Ketika dia bergegas, mobil Jinghao Lu sudah pergi.
Wajah Gu Huaixi tertutup kabut tebal, "Aku tidak buta."
Begitu dia dan Xia Zimu keluar dari Biro Urusan Sipil, pria itu datang menjemput mereka.
Siapa yang akan percaya bahwa Xia Zimu tidak berselingkuh dengannya?
Dengan badai yang muncul di matanya, dia tidak mengatakan apa-apa.
Yang Fan: "Bagaimana kalau kita kembali ke perusahaan sekarang?"
"Pergi ke Manman."
"Ya."
Aliran jazz yang menenangkan di dalam mobil, lembut dan elegan.
Xia Zimu melirik orang di kursi pengemudi dan bertanya, "Mengapa kamu tidak menagih saya kemarin?"
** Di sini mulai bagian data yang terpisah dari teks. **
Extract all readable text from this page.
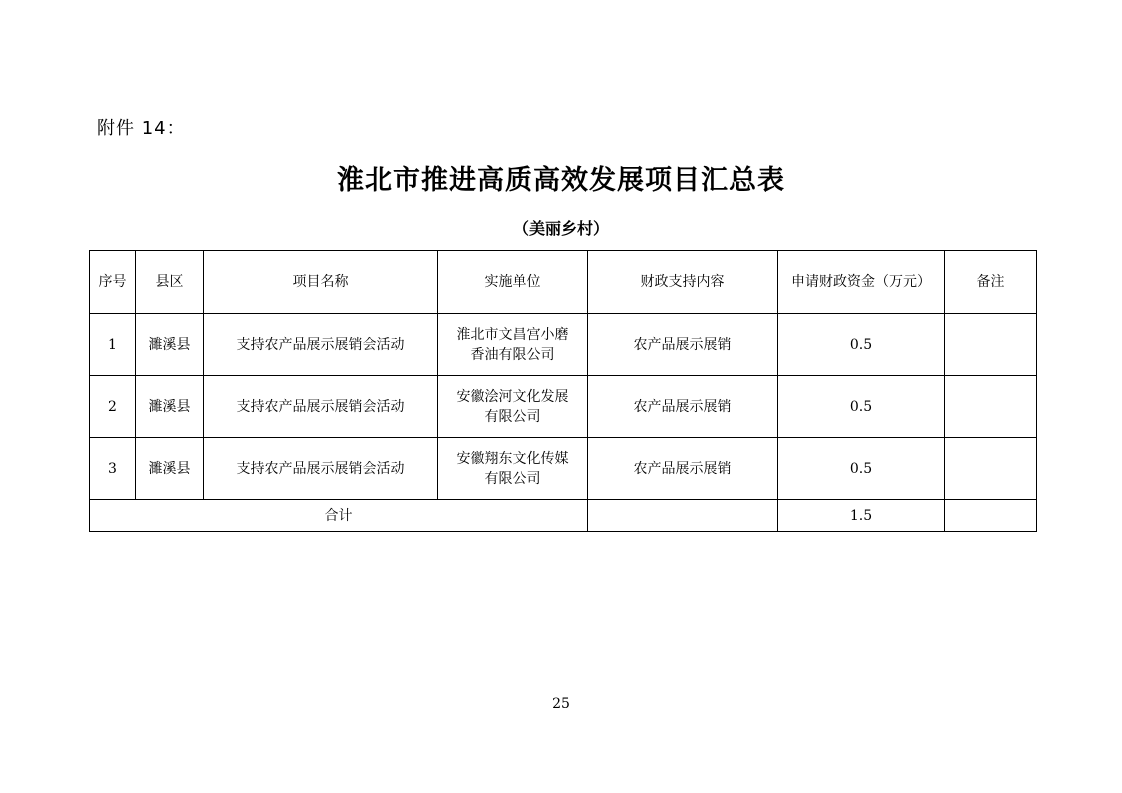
附件 14：
淮北市推进高质高效发展项目汇总表
（美丽乡村）
序号	县区	项目名称	实施单位	财政支持内容	申请财政资金（万元）	备注
1	濉溪县	支持农产品展示展销会活动	淮北市文昌宫小磨
香油有限公司	农产品展示展销	0.5	
2	濉溪县	支持农产品展示展销会活动	安徽浍河文化发展
有限公司	农产品展示展销	0.5	
3	濉溪县	支持农产品展示展销会活动	安徽翔东文化传媒
有限公司	农产品展示展销	0.5	
合计					1.5	
25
Setelah pergi kemarin, dia mengira pria ini akan menggunakan foto atau hal lain untuk memerasnya — dia mendengar bahwa lini bisnis mereka cukup kacau.
Untuk berjaga-jaga, dia meminta seseorang untuk menyelidiki apa yang terjadi malam itu, mengumpulkan bukti bahwa dia tidak memiliki hubungan dengannya.
Namun, hingga hari ini, orang tersebut belum bergerak.
Dia bahkan tidak meminta uang untuk menginap di hotel kemarin.
Sekarang dia masih mengambil inisiatif untuk memberinya tumpangan.
Pria itu berkata dengan datar, "Saya tidak kekurangan uang."
"Oh."
Tampaknya wanita kaya di sebelahnya cukup murah hati.
Juga, jika Anda tidak murah hati, bagaimana Anda bisa meminjamkan dia mobil tujuh digit untuk dikendarai.
Interior mobil kembali tenang lagi.
Ponsel Xia Zimu berdering.
milik Xia Zhengguo.
"kakek."
Suara tua dan serak lelaki tua itu datang dari ponsel, "Mumu, He Tian berkata bahwa seseorang terluka di kantormu pagi ini, apa yang terjadi? Kamu tidak terluka, kan?"
"Orang itu tidak terluka, dan saya baik-baik saja. Jangan khawatir. Saya akan memberi tahu Anda detailnya malam ini."
"Oke, jaga dirimu."
"Ya. Kemarin, Dr. Yang mengatakan bahwa dia akan meresepkan beberapa obat baru untuk Anda. Apakah Anda mendapatkannya?"
"Sudah meminumnya, efek obatnya lebih baik dari sebelumnya..."
Kakek dan cucu mengobrol sebentar, dan ketika Xia Zimu menutup telepon, kendaraan komersial berhenti di tempat parkir bawah tanah Ruiwen.
Xia Zimu dengan santai meletakkan ponselnya di kursi pengemudi, pergi untuk melepaskan sabuk pengamannya, dan berkata kepada Jinghao Lu: "Terima kasih hari ini, aku akan mentraktirmu makan malam di lain hari."
Dia menekan gesper.
Sabuk pengaman tidak longgar.
Dia mencoba beberapa kali lagi, tetapi hasilnya tetap sama.
Pria di sebelahnya bertanya, "Ada apa?"
"Gespernya sepertinya macet."
"Biarku lihat."
Dia berbalik ke samping, dan jari-jarinya yang ramping mendarat di gesper merah.
Sebelum dia bisa menarik tangannya tepat waktu, itu kebetulan menyentuh tangannya.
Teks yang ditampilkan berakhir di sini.